Kirk backing off support of aid to Pakistan

September 6, 2011

Download Story

Illinois' two U.S. Senators are arguing about how much financial support the U.S. should send to Pakistan.

Republican Sen. Mark Kirk made a policy speech Tuesday at the Union League Club, proposing a new warning against Pakistan.

"I think that we should rethink assistance to Pakistan, that it's naïve at best and counterproductive at worst," Kirk said.

It's a reversal for Kirk, who earlier this year cautioned against cutting aid to Pakistan. He just got back from a trip to Afghanistan and said the Pakistani government supports a group of terrorists called the Haqqani network. Pakistan's government has reportedly denied those claims.

Kirk said if relations don't improve, the U.S. could get additional help from India, a heated rival of Pakistan.

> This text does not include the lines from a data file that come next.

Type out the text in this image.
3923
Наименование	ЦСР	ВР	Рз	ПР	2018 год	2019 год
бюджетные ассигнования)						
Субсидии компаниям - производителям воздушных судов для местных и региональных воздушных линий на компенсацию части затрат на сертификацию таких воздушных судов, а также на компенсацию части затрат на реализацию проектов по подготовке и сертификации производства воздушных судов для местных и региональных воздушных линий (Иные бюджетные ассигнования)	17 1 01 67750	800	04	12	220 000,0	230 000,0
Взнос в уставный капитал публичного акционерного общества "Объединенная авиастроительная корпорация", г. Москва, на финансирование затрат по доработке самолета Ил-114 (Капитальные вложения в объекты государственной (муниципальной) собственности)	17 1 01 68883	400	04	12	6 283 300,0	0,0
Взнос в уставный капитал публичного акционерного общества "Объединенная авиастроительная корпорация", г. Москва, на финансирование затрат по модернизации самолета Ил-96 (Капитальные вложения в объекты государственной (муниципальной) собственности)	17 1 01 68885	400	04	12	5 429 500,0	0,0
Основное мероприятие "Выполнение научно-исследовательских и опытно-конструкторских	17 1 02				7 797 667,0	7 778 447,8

But Democratic Sen. Dick Durbin disagrees.

"I will tell you that I think that would be cataclysmic," Durbin told reports Tuesday at an unrelated news conference when asked by reporters what he thought of bringing India into talks with Pakistan.

Durbin defended supporting the Pakistani government in fighting terrorism, saying the U.S. government gives a limited amount of money to the country. Spokesmen for Durbin and Kirk says the U.S. has given Pakistan $22 billion in the last decade.